Enquanto contributo para uma discussão pública alargada revela-se um instrumento
muito útil, mas, como no próprio texto se reconhece, em nada dispensa a
assunção das responsabilidades políticas por quem de direito. O ano
político, no âmbito da justiça, não poderá deixar de ser influenciado pela
marca de água deste documento.
O segundo, surpreendente
e claramente inusitado, consistiu na declaração da ministra da Justiça de que o
mandato da Procuradora-Geral da República não era renovável. Cura-se de uma
intervenção grave – para não dizer gravíssima –, feita a destempo, por quem tem
obrigação de conhecer (e conhece efectivamente) as regras constitucionais que
estatuem precisamente o contrário. Esta pronúncia antolha-se, sob qualquer
ponto de vista, absolutamente incompreensível, seja no conteúdo, seja na
oportunidade. Quando se esperava que a delicada questão da substituição do
vértice do Ministério Público só ganhasse tomo e dimensão em meados do Verão, a
ministra assombrou e enfeitiçou a questão e pô-la na agenda dos
desenvolvimentos político-judiciais do ano inteiro.
O terceiro diz
respeito à eleição de Rui Rio como novo Presidente do PSD. Rui Rio fez
do sistema de justiça um dos pontos distintivos do seu programa eleitoral
interno, de resto, uma velha bandeira do seu pensamento. Muito orientado para a
questão da eficácia do sistema como um todo (lentidão) e para o pólo da
investigação criminal (garantias e legitimidade), acabará por ser um dos
dossiês em que é natural esperar-se algum poder de iniciativa. Também,
portanto, por via da eleição do novo líder do PSD, o tema da justiça irá
necessariamente declinar-se no ano político de 2018.
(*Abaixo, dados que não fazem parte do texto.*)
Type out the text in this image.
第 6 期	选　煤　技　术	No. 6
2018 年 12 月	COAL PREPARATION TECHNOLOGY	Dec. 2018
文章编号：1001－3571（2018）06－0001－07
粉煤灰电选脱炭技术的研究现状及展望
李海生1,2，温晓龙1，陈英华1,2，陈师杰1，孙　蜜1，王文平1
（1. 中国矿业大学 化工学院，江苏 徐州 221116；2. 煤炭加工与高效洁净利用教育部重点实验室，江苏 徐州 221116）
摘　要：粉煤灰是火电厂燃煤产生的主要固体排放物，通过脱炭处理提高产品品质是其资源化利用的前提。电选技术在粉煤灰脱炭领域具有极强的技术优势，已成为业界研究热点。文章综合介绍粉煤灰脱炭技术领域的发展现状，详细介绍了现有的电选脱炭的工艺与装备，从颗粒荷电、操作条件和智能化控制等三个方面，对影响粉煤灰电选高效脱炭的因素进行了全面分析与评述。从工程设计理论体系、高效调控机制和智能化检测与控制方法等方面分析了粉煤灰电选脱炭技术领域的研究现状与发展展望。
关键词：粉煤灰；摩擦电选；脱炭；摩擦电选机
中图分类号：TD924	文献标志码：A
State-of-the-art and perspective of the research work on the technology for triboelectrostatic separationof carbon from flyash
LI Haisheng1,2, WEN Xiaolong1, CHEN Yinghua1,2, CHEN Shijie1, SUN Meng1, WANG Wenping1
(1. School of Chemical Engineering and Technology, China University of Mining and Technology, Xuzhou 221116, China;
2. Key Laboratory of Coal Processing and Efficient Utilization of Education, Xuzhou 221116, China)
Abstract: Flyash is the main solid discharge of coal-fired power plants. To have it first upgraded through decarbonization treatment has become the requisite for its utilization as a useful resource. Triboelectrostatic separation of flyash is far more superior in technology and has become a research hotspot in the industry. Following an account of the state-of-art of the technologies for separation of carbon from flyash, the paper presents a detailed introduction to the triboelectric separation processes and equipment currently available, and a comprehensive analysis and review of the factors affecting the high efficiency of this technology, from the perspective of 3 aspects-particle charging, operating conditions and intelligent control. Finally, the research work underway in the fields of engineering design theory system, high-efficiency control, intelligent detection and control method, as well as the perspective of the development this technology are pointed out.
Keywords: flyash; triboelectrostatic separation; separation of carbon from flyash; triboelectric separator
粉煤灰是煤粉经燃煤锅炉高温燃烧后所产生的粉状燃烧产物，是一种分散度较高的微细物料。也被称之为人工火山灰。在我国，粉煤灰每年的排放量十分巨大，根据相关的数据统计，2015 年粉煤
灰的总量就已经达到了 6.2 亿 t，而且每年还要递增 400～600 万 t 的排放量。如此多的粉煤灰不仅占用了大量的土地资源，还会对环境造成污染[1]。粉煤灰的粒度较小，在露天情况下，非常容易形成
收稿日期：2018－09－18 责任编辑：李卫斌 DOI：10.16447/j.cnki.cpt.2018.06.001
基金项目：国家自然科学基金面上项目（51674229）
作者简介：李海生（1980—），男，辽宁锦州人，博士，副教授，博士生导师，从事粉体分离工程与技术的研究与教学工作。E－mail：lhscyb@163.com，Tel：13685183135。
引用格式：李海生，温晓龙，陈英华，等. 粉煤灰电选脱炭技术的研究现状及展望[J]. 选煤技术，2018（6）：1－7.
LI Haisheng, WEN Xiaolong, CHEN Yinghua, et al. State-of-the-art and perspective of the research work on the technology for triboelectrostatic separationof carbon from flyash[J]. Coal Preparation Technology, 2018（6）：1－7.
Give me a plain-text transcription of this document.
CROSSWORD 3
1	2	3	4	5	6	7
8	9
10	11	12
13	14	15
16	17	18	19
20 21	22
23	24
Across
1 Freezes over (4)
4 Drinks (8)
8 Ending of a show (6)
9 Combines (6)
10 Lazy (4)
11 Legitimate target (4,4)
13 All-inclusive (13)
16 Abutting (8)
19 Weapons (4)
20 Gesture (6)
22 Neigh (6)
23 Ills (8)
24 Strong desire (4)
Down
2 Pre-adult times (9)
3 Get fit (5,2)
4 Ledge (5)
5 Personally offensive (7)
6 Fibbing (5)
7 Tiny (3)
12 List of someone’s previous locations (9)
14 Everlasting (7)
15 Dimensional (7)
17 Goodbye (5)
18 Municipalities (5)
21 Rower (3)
O alinhamento astral destes três acontecimentos da semana e a capacidade
de projecção e irradiação de cada um deles são um forte indício de que o ano
de 2018 será pautado pelo signo da política da justiça e das relações entre a
justiça e a política.
2. A conclusão
do dito acordo “inter-profissional” e a agenda política do novo líder da
oposição são obviamente desenvolvimentos salutares, na medida em que,
concorde-se ou não com as linhas substantivas dos mesmos, facultam uma
oportunidade para discussão, estudo, reflexão e, até, se não faltar à política
a celeridade que mingua à justiça, para decisão e execução. Já a intervenção
da ministra da Justiça é profundamente reprovável e seriamente perniciosa,
introduzindo um factor de desconfiança, que pode inquinar não apenas o processo
de designação do Procurador-Geral como também o previsível debate sobre esta
agenda mais geral da justiça.
Por mais voltas que se dê, a posição da ministra da Justiça é insustentável
e é indesculpável. A leitura dos preceitos pertinentes da Constituição não
deixa margem a qualquer dúvida: o mandato do Procurador-Geral da
República é renovável. Basta ler. Convém, todavia, desarmar outras linhas
retóricas por aí ensaiadas para que quede cristalina a impropriedade da
intervenção ministerial.
3. O argumento, quase ontológico, de que o
mandato de 6 anos é um mandato longo por essência não renovável (ou
desejavelmente não renovável) não colhe. O mandato tem 6 anos, propositadamente
para não coincidir com o mandato dos dois órgãos que intervêm na respectiva
cooptação (Governo, 4 anos; Presidente da República, 5 anos). Só por isso e
nada mais. Na tradição constitucional portuguesa, ao contrário do que sustenta
a Ministra e alguns dos seus sequazes, um mandato de 6 anos não é havido como
longo. Com efeito, quando os juízes do Tribunal Constitucional tinham um
mandato de 6 anos, este era renovável; só quando passou a 9 anos se volveu em
não reconduzível. E, em todo o caso, sempre convém não confundir a posição de
um juiz com a posição de um procurador. E, muito menos, a posição de um juiz do
Tribunal Constitucional (ou de um tribunal supremo) com a do Procurador-Geral
da República que, além do mais, não tem de ser um magistrado do Ministério
Público (caso de Pinto Monteiro) nem sequer tem de ser um magistrado de
carreira. Numa palavra, não renovabilidade do mandato de 6 anos não resulta da
natureza das coisas.
4. Não faz também vencimento – nem deve fazer
– o argumento corporativo. Na verdade, com plena consciência de que a
Constituição não adoptou o modelo do mandato único, uma forte corrente de
magistrados do Ministério Público, também dominante no respectivo sindicato,
defende a bondade da solução do mandato único. Por outras palavras, reconhece
que a lei não impõe essa solução, mas considera-a a mais adequada e conveniente
à chefia daquela magistratura. É porventura nesta corrente, com a sua longa
e prestigiada carreira de magistrada do Ministério Público, que se filia a
ministra da Justiça. Mas justamente por isso estava e tinha de estar
perfeitamente ciente de que a Lei Fundamental permite a recondução. Ciência
essa que, aliás, se manifesta flagrantemente no discurso tentativo da Ministra
com a busca do contexto histórico e da alegada ideia “subjacente”.
5.
Nada desculpa, portanto, a declaração da ministra, que outro intuito não teve
senão o de desencantar um pretexto jurídico para o anúncio precoce e temporão
de um juízo político. Marca o ano, mancha o exercício ministerial.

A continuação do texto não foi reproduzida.